Unlike primary debates, which are put on by media outlets, general election battles are organized by the Commission on Presidential Debates, a bipartisan nonprofit. They’re supposed to be cerebral affairs, with live audiences of 600 to 1,000 people who are asked to refrain from booing or shouting, and who in the past have generally complied. Any network can run them at no cost.
Sept. 26 will be 56 years to the day of the first televised general election debate, between John F. Kennedy and Richard Nixon in 1960. It was watched by 66 million people in grainy black and white, and the four debates between the two drew 60 percent of U.S. households on average. Less than 40 percent tuned in for Barack Obama and Mitt Romney in 2012, Nielsen data show.
But “this election is unlike any election I’m familiar with,” says Frank Fahrenkopf Jr., the commission’s co-founder. “There’s a dramatic change going on in American culture with regards to politics, and we want to make sure that we can best inform the American people.”
To do that, he says, the commission is talking with “Facebook and Twitter and you-name-it social-media platform” to disseminate the events as widely as possible. Facebook launched a live-video streaming service last year, and Twitter has begun embedding live video into users’ timelines. The first Obama-Romney duel generated more than 10 million posts on Twitter, making it the most-tweeted U.S. political event – another record waiting to be broken.
The Reagan-Carter spar pulled in 81 million viewers. For comparison, 114 million watched the 2015 Super Bowl, the biggest TV event in U.S. history. Globally, the trophy probably goes to the 2008 Beijing Olympics opening ceremony, seen by what Nielsen reckons was 2 billion people, or almost one third of the world’s population.
The no-commercial rule is painful for companies, and a few may try to take advantage of debate fever; during the primaries, a Trojan ad showed different types of prophylactics being questioned by a moderator and arguing about which is “most qualified to be erected.” The Legal Sea Foods restaurant chain is brainstorming ideas, including the catchphrase, “There’s no debate, there’s no fresher fish than ours.”
Spectacle aside, performances on the stage matter. Voters for years have singled out debates “more than any other single factor” in deciding how to cast ballots, according to exit-poll data compiled by the commission. This year they’ll be must-watch because the race is so compelling. “There is certainly added interest,” says Averett, secretary of Democrats Abroad in Portugal. “We had a 50 percent increase in voter turnout for our global primary.”

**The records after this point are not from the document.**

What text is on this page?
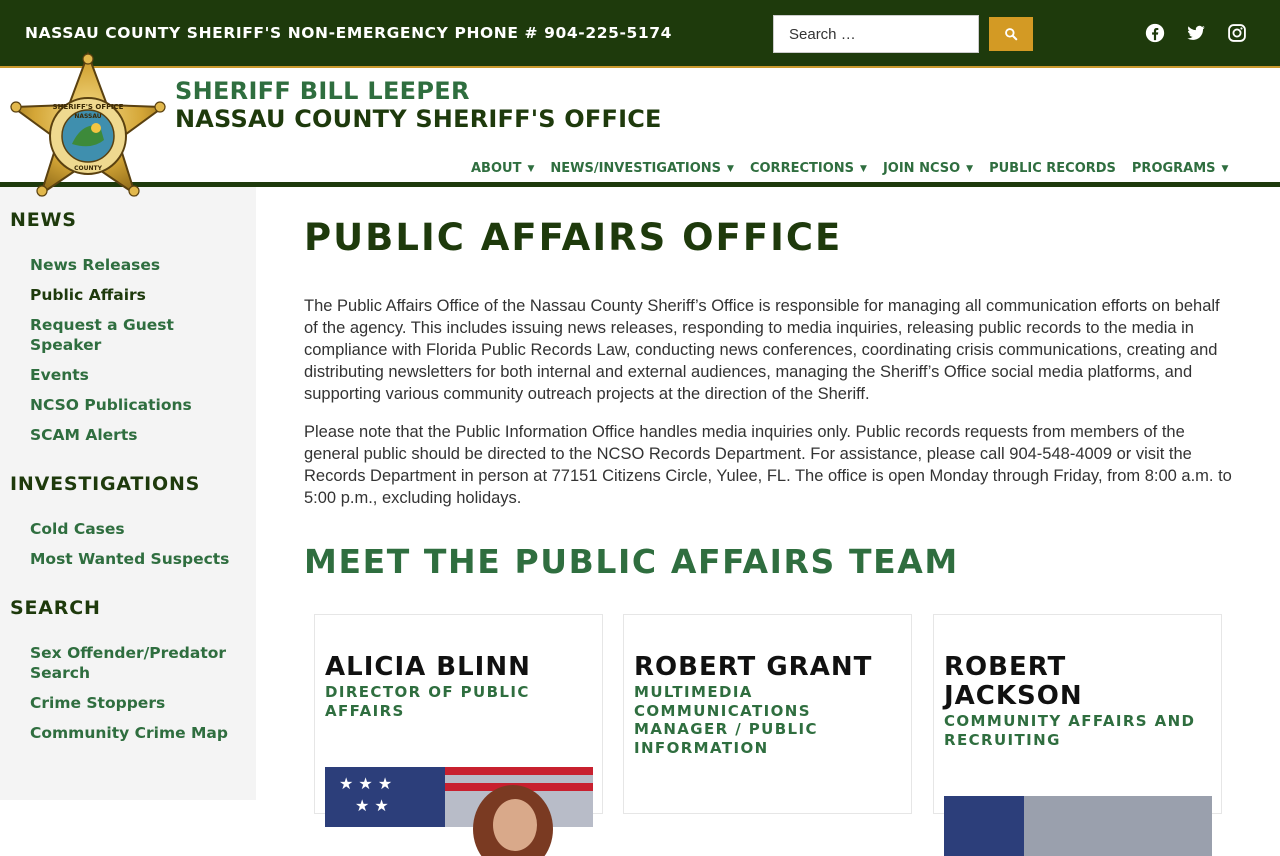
NASSAU COUNTY SHERIFF'S NON-EMERGENCY PHONE # 904-225-5174
Search …
SHERIFF'S OFFICE
NASSAU
COUNTY
SHERIFF BILL LEEPER
NASSAU COUNTY SHERIFF'S OFFICE
ABOUT ▼ NEWS/INVESTIGATIONS ▼ CORRECTIONS ▼ JOIN NCSO ▼ PUBLIC RECORDS PROGRAMS ▼
NEWS
News Releases
Public Affairs
Request a Guest Speaker
Events
NCSO Publications
SCAM Alerts
INVESTIGATIONS
Cold Cases
Most Wanted Suspects
SEARCH
Sex Offender/Predator Search
Crime Stoppers
Community Crime Map
PUBLIC AFFAIRS OFFICE

The Public Affairs Office of the Nassau County Sheriff’s Office is responsible for managing all communication efforts on behalf of the agency. This includes issuing news releases, responding to media inquiries, releasing public records to the media in compliance with Florida Public Records Law, conducting news conferences, coordinating crisis communications, creating and distributing newsletters for both internal and external audiences, managing the Sheriff’s Office social media platforms, and supporting various community outreach projects at the direction of the Sheriff.

Please note that the Public Information Office handles media inquiries only. Public records requests from members of the general public should be directed to the NCSO Records Department. For assistance, please call 904-548-4009 or visit the Records Department in person at 77151 Citizens Circle, Yulee, FL. The office is open Monday through Friday, from 8:00 a.m. to 5:00 p.m., excluding holidays.

MEET THE PUBLIC AFFAIRS TEAM
ALICIA BLINN
DIRECTOR OF PUBLIC AFFAIRS
★ ★ ★
★ ★
ROBERT GRANT
MULTIMEDIA COMMUNICATIONS MANAGER / PUBLIC INFORMATION
ROBERT JACKSON
COMMUNITY AFFAIRS AND RECRUITING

In Mexico City, Joshua Castillo, an engineering student, says many Mexicans will be watching, fascinated as never before by U.S. presidential politics in no small part because of Trump’s proclamation that some Mexican immigrants are rapists and his promise to build a border wall paid for by their government.
In Moscow, Dmitriy Kosmodemiyanskiy, a money manager at Otkritie Asset Management, says that “Russians aren’t very interested,” considering it will mean getting up at 4 a.m.
But in the U.S., it’ll be embarrassing to miss a debate, Adamson says. “No one’s going to want to be at a dinner party and not have an opinion on who hit the knockout punch.”